2. The case analysed by the CJEU
Both cases, even though not identical, led to the denial of the right to deduct VAT, in relation to the time within which such right was exercised and to the operating procedure used by the taxable persons to reach such result.
In Nare BG case, the right to deduct VAT was exercised beyond the twelve-months term provided by the Bulgarian Tax Authorities, “for the taxable transactions carried out before (the) registration for VAT” by the concerned taxable persons.
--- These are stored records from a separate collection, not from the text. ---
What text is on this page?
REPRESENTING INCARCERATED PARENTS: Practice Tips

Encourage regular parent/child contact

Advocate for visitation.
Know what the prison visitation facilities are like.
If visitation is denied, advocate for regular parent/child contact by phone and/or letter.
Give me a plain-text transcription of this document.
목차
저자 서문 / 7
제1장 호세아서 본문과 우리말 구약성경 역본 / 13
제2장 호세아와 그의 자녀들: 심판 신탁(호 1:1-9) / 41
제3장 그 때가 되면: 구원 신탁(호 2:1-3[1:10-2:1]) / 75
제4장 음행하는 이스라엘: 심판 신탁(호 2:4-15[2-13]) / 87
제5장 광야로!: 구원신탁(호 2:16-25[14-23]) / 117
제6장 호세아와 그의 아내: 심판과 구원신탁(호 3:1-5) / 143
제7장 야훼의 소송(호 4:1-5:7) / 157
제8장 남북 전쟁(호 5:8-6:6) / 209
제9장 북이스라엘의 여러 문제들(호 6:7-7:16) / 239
In fact, the Romanian company, despite having met the term for registration, did not deduct VAT within the following twelve months, as provided by the domestic regulation, through a new VAT return aimed at amending the previous one, to be submitted before the expiry of such term. In this regard, some problems were identified, which were related to COVID-19 emergency, for which some extensions for the compliance of other tax-related fulfilments were issued.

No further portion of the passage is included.